Ship of Fools

554 words

[1]

Hieronymous Bosch, "Ship of Fools"

What lessons can be learned from the demands and sayings [2] of James J. Lee, eco-martyr? No race or movement is devoid of crazies, including my own. Shit happens. What can be said, though, is that few movements are more ideologically directed toward the extermination of human life than radical environmentalism [3]. Even the homicidal Luddite Ted Kaczysnki [4] rationalized his decades-long killing spree as being an investment in the greater good of humanity.

For James J. Lee, killing off humans is the message. He’s angry about how they’re breeding at an unsustainable rate and believes cruel and genocidal measures are necessary to save the planet. In fact, he got so angry about breeders doing it like they do on the Discovery Channel [5] that he went there with a gun to demand that they add more anti-human programming. After a prolonged hostage crisis, the FBI agreed to a compromise in which one human life was terminated on behalf of Planet Earth. His.

Fortunately, nobody at the Discovery Channel, including MythBusters’ Kari Byron [6], was killed or injured during the traumatic stand-off.

One lesson this episode reinforces is that while Asians rarely carry firearms, when they do, death [7] is [8] imminent [9]. Another lesson is that these sorts of outbursts are a bad idea. The Unabomber brought some pretty sensible objections to the Industrial Revolution down with him. James von Brunn reinforced the worst stereotypes about people who are critical of Jewish influence. I suppose it’s admirable when people become so passionate about what they believe in that they’re prepared to take decisive action, but going around killing people is not only morally reprehensible . . . it’s bad for the cause.

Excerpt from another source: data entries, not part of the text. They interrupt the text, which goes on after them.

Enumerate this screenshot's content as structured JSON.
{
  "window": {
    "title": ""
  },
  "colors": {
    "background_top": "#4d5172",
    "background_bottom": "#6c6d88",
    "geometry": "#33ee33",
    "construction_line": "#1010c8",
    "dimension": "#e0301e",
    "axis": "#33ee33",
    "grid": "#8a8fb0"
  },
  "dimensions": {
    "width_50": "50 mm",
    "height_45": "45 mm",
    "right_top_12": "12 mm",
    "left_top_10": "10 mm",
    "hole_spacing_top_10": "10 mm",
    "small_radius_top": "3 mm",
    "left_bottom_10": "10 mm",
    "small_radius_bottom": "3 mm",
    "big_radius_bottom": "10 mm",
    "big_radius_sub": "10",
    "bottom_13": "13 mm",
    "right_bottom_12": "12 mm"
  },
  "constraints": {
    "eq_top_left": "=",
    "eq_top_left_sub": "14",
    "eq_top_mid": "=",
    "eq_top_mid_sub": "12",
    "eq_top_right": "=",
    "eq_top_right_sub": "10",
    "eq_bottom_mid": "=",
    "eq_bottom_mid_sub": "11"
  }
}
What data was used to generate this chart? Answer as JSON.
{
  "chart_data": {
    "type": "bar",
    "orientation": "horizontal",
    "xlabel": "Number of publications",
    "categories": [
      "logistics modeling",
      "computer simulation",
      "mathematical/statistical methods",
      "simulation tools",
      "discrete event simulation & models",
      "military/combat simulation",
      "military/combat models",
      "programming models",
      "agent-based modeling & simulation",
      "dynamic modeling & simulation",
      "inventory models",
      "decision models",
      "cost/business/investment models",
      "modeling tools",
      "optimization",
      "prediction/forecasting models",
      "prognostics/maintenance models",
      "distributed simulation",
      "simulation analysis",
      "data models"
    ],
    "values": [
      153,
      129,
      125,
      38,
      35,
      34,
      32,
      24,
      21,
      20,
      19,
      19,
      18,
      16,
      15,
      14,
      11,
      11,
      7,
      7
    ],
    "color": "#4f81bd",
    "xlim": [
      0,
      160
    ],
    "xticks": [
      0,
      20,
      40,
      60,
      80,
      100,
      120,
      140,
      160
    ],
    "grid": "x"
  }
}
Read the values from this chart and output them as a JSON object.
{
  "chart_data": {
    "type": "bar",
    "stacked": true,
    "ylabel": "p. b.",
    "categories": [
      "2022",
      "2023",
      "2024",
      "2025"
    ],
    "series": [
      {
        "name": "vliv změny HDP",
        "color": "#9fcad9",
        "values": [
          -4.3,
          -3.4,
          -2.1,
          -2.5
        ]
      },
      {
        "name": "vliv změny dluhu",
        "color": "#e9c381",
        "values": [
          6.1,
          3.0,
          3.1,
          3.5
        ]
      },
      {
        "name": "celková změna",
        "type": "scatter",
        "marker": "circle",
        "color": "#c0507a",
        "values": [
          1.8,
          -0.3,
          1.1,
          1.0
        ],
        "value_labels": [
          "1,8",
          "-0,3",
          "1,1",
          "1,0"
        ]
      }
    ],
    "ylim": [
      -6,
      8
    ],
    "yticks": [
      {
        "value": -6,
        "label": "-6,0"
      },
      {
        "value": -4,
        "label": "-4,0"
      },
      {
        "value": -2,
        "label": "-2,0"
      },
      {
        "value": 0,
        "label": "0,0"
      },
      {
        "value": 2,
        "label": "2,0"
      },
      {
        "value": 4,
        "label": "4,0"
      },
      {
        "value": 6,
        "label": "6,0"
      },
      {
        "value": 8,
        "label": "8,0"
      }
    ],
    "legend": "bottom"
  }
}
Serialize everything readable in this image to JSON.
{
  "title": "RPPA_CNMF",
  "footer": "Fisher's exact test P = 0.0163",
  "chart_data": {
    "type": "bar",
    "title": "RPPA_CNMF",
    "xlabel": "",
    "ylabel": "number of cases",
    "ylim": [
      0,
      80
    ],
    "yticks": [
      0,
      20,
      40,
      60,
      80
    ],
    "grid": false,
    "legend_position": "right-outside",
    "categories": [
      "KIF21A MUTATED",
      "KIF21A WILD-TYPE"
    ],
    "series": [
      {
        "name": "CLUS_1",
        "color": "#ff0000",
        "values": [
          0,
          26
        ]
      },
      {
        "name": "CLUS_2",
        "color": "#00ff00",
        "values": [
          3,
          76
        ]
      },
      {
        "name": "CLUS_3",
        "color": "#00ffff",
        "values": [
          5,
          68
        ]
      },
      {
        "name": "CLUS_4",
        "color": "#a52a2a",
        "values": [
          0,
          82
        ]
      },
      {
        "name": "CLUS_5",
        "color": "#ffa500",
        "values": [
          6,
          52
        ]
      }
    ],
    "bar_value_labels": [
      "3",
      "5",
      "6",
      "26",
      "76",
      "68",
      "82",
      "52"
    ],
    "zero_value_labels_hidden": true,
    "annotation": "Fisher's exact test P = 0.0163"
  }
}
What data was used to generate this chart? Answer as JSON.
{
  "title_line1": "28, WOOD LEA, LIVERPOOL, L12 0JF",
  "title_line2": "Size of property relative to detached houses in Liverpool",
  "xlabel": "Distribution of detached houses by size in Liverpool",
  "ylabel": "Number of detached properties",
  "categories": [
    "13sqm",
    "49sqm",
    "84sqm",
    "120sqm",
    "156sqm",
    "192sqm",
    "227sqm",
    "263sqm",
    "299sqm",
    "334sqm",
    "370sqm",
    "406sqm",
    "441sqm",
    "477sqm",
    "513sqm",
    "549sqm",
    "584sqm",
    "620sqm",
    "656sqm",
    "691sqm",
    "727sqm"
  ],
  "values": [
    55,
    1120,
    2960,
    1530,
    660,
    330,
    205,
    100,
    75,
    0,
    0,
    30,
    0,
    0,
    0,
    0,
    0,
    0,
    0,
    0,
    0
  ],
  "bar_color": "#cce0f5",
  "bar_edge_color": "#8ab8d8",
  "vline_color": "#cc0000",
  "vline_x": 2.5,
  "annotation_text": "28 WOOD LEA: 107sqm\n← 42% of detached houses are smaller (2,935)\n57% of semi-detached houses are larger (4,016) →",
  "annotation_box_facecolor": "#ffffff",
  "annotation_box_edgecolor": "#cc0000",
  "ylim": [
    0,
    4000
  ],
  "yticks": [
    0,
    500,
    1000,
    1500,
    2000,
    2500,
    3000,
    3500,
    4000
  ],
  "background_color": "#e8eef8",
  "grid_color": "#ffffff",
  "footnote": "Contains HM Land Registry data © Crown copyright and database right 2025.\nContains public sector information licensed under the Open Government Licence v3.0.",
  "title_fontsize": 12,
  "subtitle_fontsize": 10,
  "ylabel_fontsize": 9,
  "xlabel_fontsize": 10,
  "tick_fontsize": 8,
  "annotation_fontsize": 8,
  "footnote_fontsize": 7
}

James J. Lee does raise some serious questions about the sustainability of our current course, though I believe others have had a better understanding of the problem and a better ability to communicate than he did. Kaczynski, for instance, forces the open-minded person to critically examine whether technological progress is necessarily a good thing in his manifesto [4]. He even wrote an amusing play, “Ship of Fools [10],” that drives home his thesis.

The bottom line is that we do need to be careful to guide technological progress. We do need to protect the environment. We do need to be competent stewards of the land. We do need to assure that population growth and consumption rates are sustainable. But we don’t need to do it in the spirit of self-flagellating neo-puritanical moralizing that Al Gore, James J. Lee, and the rest of the environmentalist movement envision. We need to do it with immigration restriction [11], cessation of incentives for invasive populations to reproduce at unsustainable rates, and practical efforts toward sustainable agriculture and simple living.

Madison Grant, Conservationist

We need to do it in the spirit of conservationism. In a better time, one in which the White American spirit was healthier, serious men took serious measures to preserve the splendor of this majestic Continent and assure the proliferation of its wildlife and ecosystems. President Theodore Roosevelt’s efforts to create our national parks accomplished far more than Al Gore could dream of. America’s foremost conservationist, Madison Grant [12], left a lasting legacy of preserving North America’s endangered species, with a special emphasis on one endangered sub-species of primate in particular: the White race [13].